Metabolic complications have been increasingly described in patients receiving PI therapy. On the basis of postmarketing surveillance reports, the FDA issued an alert in 1997 about a possible relation between PI use and the development or worsening of diabetes mellitus, hyperglycemia, and diabetic ketoacidosis; some of the reported cases occurred in persons receiving saquinavir.61 There have also been other metabolic complications in persons receiving PIs, including body habitus changes, intraabdominal fat deposition, hypertriglyceridemia, and hypercholesterolemia.62–67 The frequency and relation of these events to treatment with either saquinavir formulation is unknown.
Lipodystrophy
Lipoatrophy is associated with nucleoside analogue treatment especially thymidine analogs.

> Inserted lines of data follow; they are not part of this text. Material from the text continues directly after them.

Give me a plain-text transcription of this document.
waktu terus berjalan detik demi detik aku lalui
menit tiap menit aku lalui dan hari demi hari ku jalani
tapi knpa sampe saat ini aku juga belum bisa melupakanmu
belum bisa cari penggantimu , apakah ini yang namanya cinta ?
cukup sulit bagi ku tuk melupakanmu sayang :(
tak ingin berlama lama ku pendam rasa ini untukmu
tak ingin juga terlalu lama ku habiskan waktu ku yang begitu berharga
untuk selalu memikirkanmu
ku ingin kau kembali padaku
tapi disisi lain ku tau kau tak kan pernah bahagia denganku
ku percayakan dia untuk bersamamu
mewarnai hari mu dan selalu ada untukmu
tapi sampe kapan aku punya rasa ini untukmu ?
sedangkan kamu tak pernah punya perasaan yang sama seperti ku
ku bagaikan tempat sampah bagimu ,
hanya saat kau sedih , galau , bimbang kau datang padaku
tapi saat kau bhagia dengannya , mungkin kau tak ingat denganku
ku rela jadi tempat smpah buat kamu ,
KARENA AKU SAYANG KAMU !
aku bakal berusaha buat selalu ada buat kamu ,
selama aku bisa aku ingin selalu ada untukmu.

Fat accumulation especially abdominal with an increase in waist size and abnormal waist hip ratio, buffalo hump, and breast enlargement are associated with PI use. In early studies of saquinavir larger doses of ritonavir were used from 400 to 600 mg and the prevalence of fat accumulation as assessed by physical examination was 4–14% at 5 years.68
An assessment of the prevalence and severity of lipodystrophy (LD) after 48 weeks was performed in the MaxCmin1 trial of indinavir/r (IDV/r) 800/100 mg bid or saquinavir/r (SQV/r) 1000/100 mg bid combined nucleosides and non-nucleosides. LD Case definition study questionnaires for patients and physicians were used at week 48. Fat accumulation severity scores were significantly higher in females (P < 0.001 for both), with no difference in lipoatrophy severity score (p = 0.79).69
The contribution of ritonavir to these metabolic and morphological changes was examined in a randomized pilot study evaluating the safety, tolerability, and efficacy of qd atazanavir plus saquinavir, as compared with bid ritonavir plus saquinavir, both in combination with two NRTIs.70 Small lipid changes from baseline with atazanavir/saquinavir were not clinically significant in comparison with the prompt, marked and sustained changes of a magnitude that suggests clinical relevance that occurred in the ritonavir/saquinavir group.